一応苦戦したもののまわりの1時間遅れくらいで形は取れた。輪郭がめちゃくちゃぼやけているが、手には見えるので良い。
しかし、デッサンは見たものをそのまま描くわけだから、当然陰影も描かないといけない。陰影というのは、物の光が当たっていない部分の陰と地面にできる影のことだというのはご存じだろうが、当然光がなければそれはできない。
私の席は最悪な位置で、教室のちょうど真ん中あたりでかつ真上に照明がない。だから、光は周りから均等に飛んでくるのだ。つまり、陰ができづらい。美術教師が一番暗い部分を黒く塗れとか言ってたが私の心以外に暗い部分が見つからない。どこを黒く塗れば良いのかわからない。無理ですね。
となっていたのが一番最近の美術の授業でのことだ。
次回の授業で完成らしいが、どう考えても無理な気がする。
私が通っているのは腐っても高校であるため、どれかの教科の成績が極端に悪いと留年させられる。芸術科目の美術も例外ではない。
それに美術はテストとかはなく、成績は製作と感想のみでつけられる。中学の頃は座学でなんとかしていたのに、それがないというのはかなり厳しい。感想を書くのも苦手だし。なすすべなし。

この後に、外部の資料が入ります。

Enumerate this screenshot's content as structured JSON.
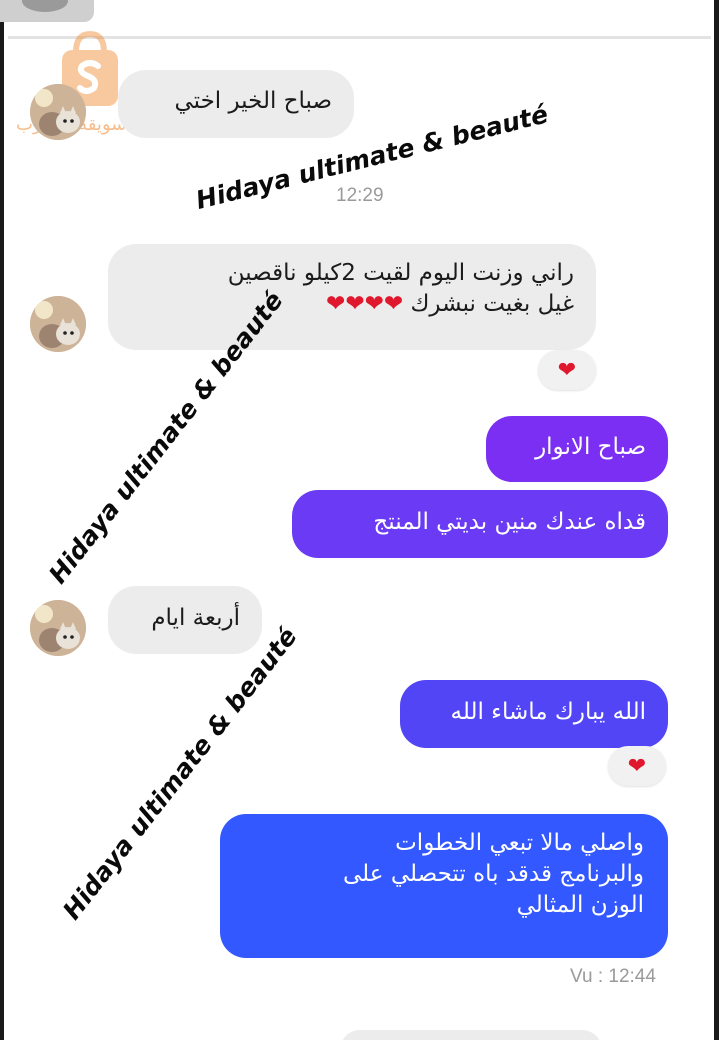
{
  "watermark": {
    "brand_text": "سويقة المغرب"
  },
  "overlay_caption": "Hidaya ultimate & beauté",
  "messages": {
    "m1": "صباح الخير اختي",
    "t1": "12:29",
    "m2_line1": "راني وزنت اليوم لقيت 2كيلو ناقصين",
    "m2_line2": "غيل بغيت نبشرك",
    "m2_hearts": "❤❤❤❤",
    "m2_reaction": "❤",
    "m3": "صباح الانوار",
    "m4": "قداه عندك منين بديتي المنتج",
    "m5": "أربعة ايام",
    "m6": "الله يبارك ماشاء الله",
    "m6_reaction": "❤",
    "m7_line1": "واصلي مالا تبعي الخطوات",
    "m7_line2": "والبرنامج قدقد باه تتحصلي على",
    "m7_line3": "الوزن المثالي",
    "t2": "Vu : 12:44"
  },
  "colors": {
    "incoming_bubble": "#ececec",
    "outgoing_purple": "#7b2ff2",
    "outgoing_blue": "#3358ff",
    "heart": "#e0182d"
  },
  "icons": {
    "avatar": "cat-avatar-icon",
    "watermark_logo": "shopping-bag-logo-icon"
  }
}
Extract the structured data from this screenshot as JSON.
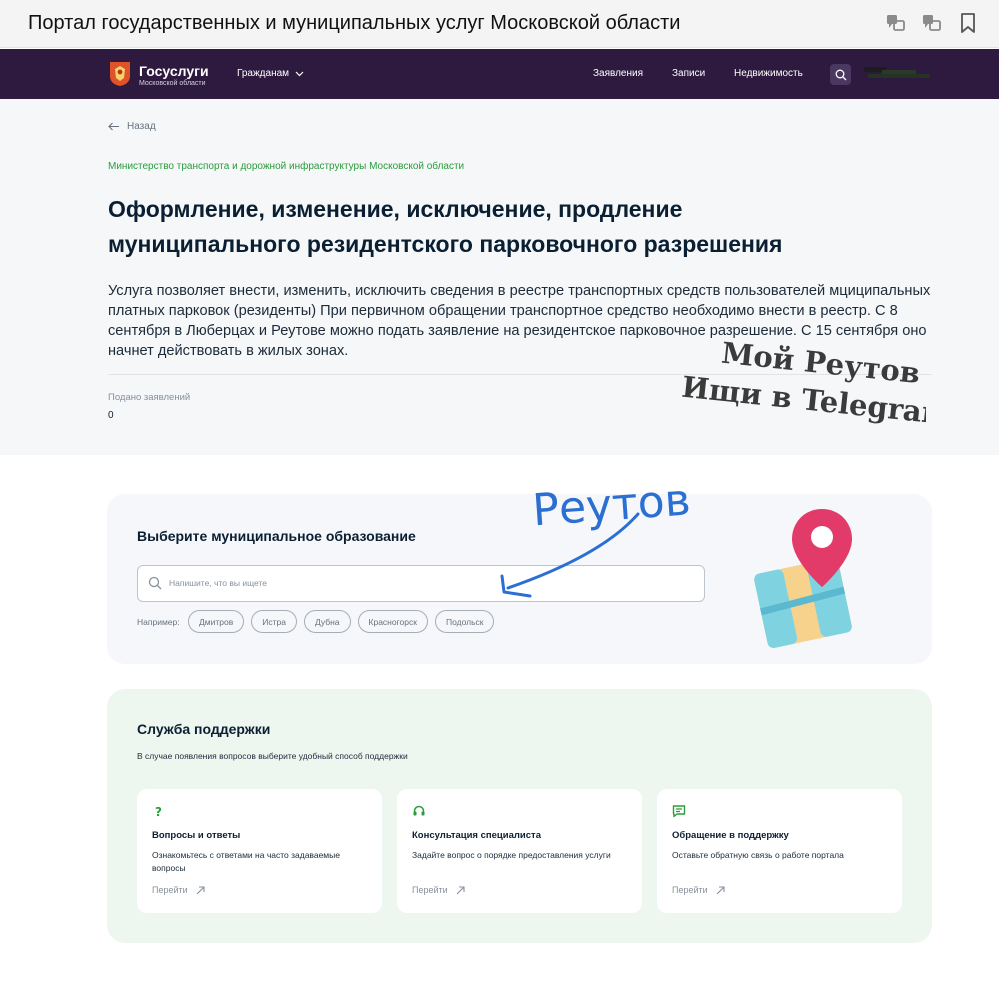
{
  "browser": {
    "title": "Портал государственных и муниципальных услуг Московской области",
    "icons": [
      "translate-icon",
      "translate-icon",
      "bookmark-icon"
    ]
  },
  "nav": {
    "logo_title": "Госуслуги",
    "logo_sub": "Московской области",
    "citizens": "Гражданам",
    "links": [
      "Заявления",
      "Записи",
      "Недвижимость"
    ]
  },
  "hero": {
    "back": "Назад",
    "ministry": "Министерство транспорта и дорожной инфраструктуры Московской области",
    "title_line1": "Оформление, изменение, исключение, продление",
    "title_line2": "муниципального резидентского парковочного разрешения",
    "description": "Услуга позволяет внести, изменить, исключить сведения в реестре транспортных средств пользователей мциципальных платных парковок (резиденты) При первичном обращении транспортное средство необходимо внести в реестр. С 8 сентября в Люберцах и Реутове можно подать заявление на резидентское парковочное разрешение. С 15 сентября оно начнет действовать в жилых зонах.",
    "submitted_label": "Подано заявлений",
    "submitted_value": "0"
  },
  "overlay": {
    "watermark_line1": "Мой Реутов",
    "watermark_line2": "Ищи в Telegram",
    "handwritten": "Реутов"
  },
  "municipality": {
    "title": "Выберите муниципальное образование",
    "search_placeholder": "Напишите, что вы ищете",
    "examples_label": "Например:",
    "chips": [
      "Дмитров",
      "Истра",
      "Дубна",
      "Красногорск",
      "Подольск"
    ]
  },
  "support": {
    "title": "Служба поддержки",
    "subtitle": "В случае появления вопросов выберите удобный способ поддержки",
    "cards": [
      {
        "icon": "question-icon",
        "title": "Вопросы и ответы",
        "text": "Ознакомьтесь с ответами на часто задаваемые вопросы",
        "link": "Перейти"
      },
      {
        "icon": "headset-icon",
        "title": "Консультация специалиста",
        "text": "Задайте вопрос о порядке предоставления услуги",
        "link": "Перейти"
      },
      {
        "icon": "chat-icon",
        "title": "Обращение в поддержку",
        "text": "Оставьте обратную связь о работе портала",
        "link": "Перейти"
      }
    ]
  },
  "colors": {
    "nav_bg": "#2e1a3f",
    "accent_green": "#2b9c3c",
    "hero_bg": "#f5f7f9",
    "support_bg": "#eef6f0",
    "annotation_blue": "#2a6fd1"
  }
}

美術をやりたくなかったのにやらされて留年までさせられたら流石に何かしらの抗議ができるような気がするが、留年は普通に嫌だから回避したい。ドブに捨てた教材費という金が無駄になる。
だからどれだけクソでも美術の授業は真面目に受けなければならない。この1年間の地獄を耐えないといけない。
今からでも芸術科目を変更できるのなら早くその方法を教えてくれ。何でもする。
筆者の御坂御傘です。
主人公のモデルが私というのは前にも書いた通りで、私も彼(彼女?)と同じで美術が大っ嫌いです。
書いてて思ったのが、やっぱり美術の話になると愚痴がどんどん浮かんできて、自分がどれだけ美術嫌いなのかがわかって楽しいですね。
ちなみに私は現在美術でこれ以上の絶望に向き合っているのですが、それはまた今度この作品の主人公に代弁してもらおうと思っています。